Les moyens alternatifs
Les banques ont testé d’autres mesures de sécurité, telles que la reconnaissance faciale et la numérisation de l’iris ou de la rétine. Cependant, la technologie des empreintes digitales est souvent privilégiée, car elle est rapide et les gens l’adoptent plus facilement. Ainsi, un des majors du paiement digital, expérimente actuellement des cartes de débit et de crédit qui permettent aux clients d’effectuer des paiements par empreinte digitale. Pour ce faire, la banque enregistre d’abord une copie numérique de l’empreinte sur la carte. Ensuite, au lieu de saisir un code PIN lorsque la carte est introduite dans la machine de paiement d’un magasin, le client maintien le doigt ou le pouce sur un petit capteur intégré dans la carte. Le paiement ne sera finalisé que si les empreintes correspondent aux données préenregistrées. Mais, pour l’instant, il s’avère que seulement 79% des paiements ont été réalisés par ce moyen. De nombreuses transactions ont été refusées car le doigt du client n’était pas parfaitement maintenu sur le capteur ou était mouillé, sale ou moite.

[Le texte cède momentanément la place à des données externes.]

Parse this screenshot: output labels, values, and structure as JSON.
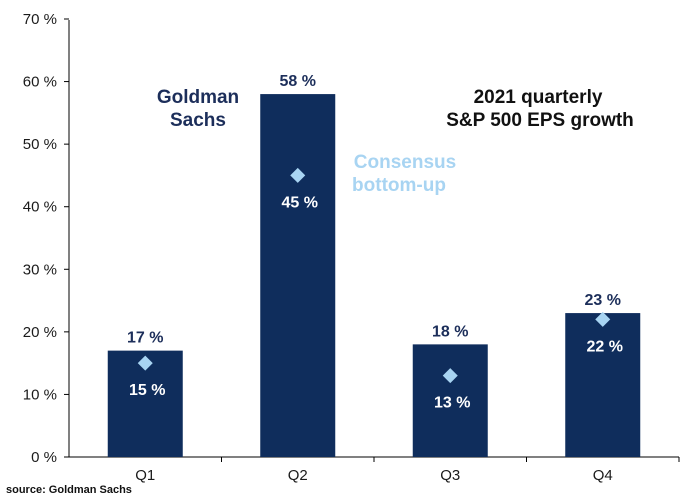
{
  "chart_data": {
    "type": "bar",
    "title": [
      "2021 quarterly",
      "S&P 500 EPS growth"
    ],
    "categories": [
      "Q1",
      "Q2",
      "Q3",
      "Q4"
    ],
    "series": [
      {
        "name": "Goldman Sachs",
        "values": [
          17,
          58,
          18,
          23
        ],
        "labels": [
          "17 %",
          "58 %",
          "18 %",
          "23 %"
        ],
        "color": "#0f2d5c"
      },
      {
        "name": "Consensus bottom-up",
        "values": [
          15,
          45,
          13,
          22
        ],
        "labels": [
          "15 %",
          "45 %",
          "13 %",
          "22 %"
        ],
        "color": "#a8d4f2"
      }
    ],
    "yticks": [
      "0 %",
      "10 %",
      "20 %",
      "30 %",
      "40 %",
      "50 %",
      "60 %",
      "70 %"
    ],
    "ylim": [
      0,
      70
    ],
    "annotations": {
      "goldman": [
        "Goldman",
        "Sachs"
      ],
      "consensus": [
        "Consensus",
        "bottom-up"
      ]
    },
    "grid": false,
    "legend": "inline annotations"
  },
  "source": "source: Goldman Sachs"
}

Pour que cette technologie soit introduite plus largement sur le marché, le taux de réussite devrait être encore meilleur, a estimé un responsable du secteur. Nick Dryden, directeur général d’une société de technologie bancaire a déclaré: «Les entreprises aiment la technologie des empreintes digitales parce qu’elle est rapide. Avec l’iris ou le scanner rétinien, les gens doivent retirer leurs lunettes et s’aligner correctement, ce qui peut prendre trop de temps. Mais ce n’est pas assez fiable pour être déployé comme moyen principal de paiement ou outil pour se connecter à des comptes, car il y a de nombreuses façons de perdre ou d’endommager les empreintes digitales (…). Il doit toujours y avoir une sauvegarde pour que, si cela ne fonctionne pas, il y ait une autre façon de payer, par exemple l’introduction d’un code PIN ou un mot de passe ».